Ne pas hésiter aussi à se plonger dans les inventaires, livres de compte, pour voir les usages (ça change selon les époques), tout en n'oubliant pas que ces textes ne précisent pas la fréquence d'utilisation, les contextes d'utilisation... Genre, on fait un inventaire maintenant, on va trouver "robe de soie toute blanche avec plein de froufrous et des dentelles", peut-on en déduire pour autant qu'on l'utilisait régulièrement pour se faire des soirées télés ? 

C'est sourcé...

Les soies, c'est un magnifique exemple du biais de confirmation en reconstitution. Ah ben voilà, on a trouvé tel fragment dans tel reliquaire, ça veut dire qu'on pouvait s'en faire des vêtements... 

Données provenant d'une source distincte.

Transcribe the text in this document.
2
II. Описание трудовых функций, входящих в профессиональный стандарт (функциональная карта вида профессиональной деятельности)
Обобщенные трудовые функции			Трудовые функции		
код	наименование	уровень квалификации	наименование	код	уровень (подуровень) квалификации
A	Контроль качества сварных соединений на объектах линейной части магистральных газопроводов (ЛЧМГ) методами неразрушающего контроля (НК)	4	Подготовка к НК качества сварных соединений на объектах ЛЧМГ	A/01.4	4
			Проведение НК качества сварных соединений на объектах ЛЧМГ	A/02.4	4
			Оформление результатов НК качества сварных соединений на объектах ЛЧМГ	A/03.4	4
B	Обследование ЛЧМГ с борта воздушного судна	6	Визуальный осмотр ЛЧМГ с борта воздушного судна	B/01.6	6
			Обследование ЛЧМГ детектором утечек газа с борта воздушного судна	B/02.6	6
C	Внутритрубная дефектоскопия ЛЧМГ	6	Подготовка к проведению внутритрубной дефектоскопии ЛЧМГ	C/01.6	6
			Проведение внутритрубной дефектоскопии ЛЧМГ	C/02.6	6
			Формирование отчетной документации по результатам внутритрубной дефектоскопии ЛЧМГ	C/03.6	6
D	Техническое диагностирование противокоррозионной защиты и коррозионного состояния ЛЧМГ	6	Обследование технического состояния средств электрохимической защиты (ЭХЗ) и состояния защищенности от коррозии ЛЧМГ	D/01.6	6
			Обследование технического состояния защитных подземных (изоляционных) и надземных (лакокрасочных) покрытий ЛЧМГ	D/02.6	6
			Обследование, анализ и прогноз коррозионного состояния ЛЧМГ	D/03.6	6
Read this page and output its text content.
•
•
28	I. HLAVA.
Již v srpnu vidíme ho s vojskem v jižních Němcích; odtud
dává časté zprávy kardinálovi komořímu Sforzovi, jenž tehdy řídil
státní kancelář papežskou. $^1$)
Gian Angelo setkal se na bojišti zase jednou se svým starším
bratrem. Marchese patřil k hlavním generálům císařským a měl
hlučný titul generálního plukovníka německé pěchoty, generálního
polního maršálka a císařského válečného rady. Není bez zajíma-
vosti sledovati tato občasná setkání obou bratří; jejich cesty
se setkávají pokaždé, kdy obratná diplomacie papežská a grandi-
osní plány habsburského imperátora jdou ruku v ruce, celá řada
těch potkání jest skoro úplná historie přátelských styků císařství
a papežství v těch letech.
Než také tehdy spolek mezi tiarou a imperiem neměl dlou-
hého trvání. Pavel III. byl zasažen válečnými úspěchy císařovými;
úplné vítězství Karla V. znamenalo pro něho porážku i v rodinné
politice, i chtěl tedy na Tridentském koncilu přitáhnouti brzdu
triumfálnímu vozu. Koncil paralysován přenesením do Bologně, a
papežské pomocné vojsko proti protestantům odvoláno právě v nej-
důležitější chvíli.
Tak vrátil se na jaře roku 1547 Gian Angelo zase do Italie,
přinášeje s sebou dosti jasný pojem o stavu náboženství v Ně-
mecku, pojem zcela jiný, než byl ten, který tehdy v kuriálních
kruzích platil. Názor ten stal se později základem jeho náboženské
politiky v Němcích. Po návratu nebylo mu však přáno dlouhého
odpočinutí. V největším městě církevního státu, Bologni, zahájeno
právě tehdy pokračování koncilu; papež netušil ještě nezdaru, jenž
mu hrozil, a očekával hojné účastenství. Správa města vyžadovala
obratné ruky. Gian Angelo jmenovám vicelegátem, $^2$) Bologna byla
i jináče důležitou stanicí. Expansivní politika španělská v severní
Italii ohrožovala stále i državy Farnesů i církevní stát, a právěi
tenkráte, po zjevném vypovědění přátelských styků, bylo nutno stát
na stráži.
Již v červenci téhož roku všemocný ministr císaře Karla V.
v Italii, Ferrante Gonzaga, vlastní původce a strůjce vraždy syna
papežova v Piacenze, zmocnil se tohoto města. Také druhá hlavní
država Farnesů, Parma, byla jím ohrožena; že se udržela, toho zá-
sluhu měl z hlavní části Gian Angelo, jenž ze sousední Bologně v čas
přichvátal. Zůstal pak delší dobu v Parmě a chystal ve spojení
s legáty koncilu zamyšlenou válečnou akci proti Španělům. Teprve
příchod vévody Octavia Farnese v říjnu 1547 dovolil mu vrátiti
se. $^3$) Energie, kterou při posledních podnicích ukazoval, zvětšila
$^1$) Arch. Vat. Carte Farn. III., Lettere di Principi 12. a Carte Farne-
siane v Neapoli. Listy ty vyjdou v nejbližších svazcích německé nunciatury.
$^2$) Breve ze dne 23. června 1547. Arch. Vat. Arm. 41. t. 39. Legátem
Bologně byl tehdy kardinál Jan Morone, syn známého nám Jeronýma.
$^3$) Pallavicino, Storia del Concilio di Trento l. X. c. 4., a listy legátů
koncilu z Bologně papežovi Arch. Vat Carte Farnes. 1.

Et on se fait des soirées bières-popcorn en robe de mariée avec les copines. On a une source ! Contextualisez ! Il y a des sources à analyser.

Pour connaître les usages exacts, la littérature médiévale peut aider. Mais ne pas oublier de relativiser. A ce jour on n'a pas encore de preuve matérielle de la fabrication de la soie par des fées. Alors que la littérature prétend le contraire.

 Ah ben oui, ça demande de se creuser un peu les neurones...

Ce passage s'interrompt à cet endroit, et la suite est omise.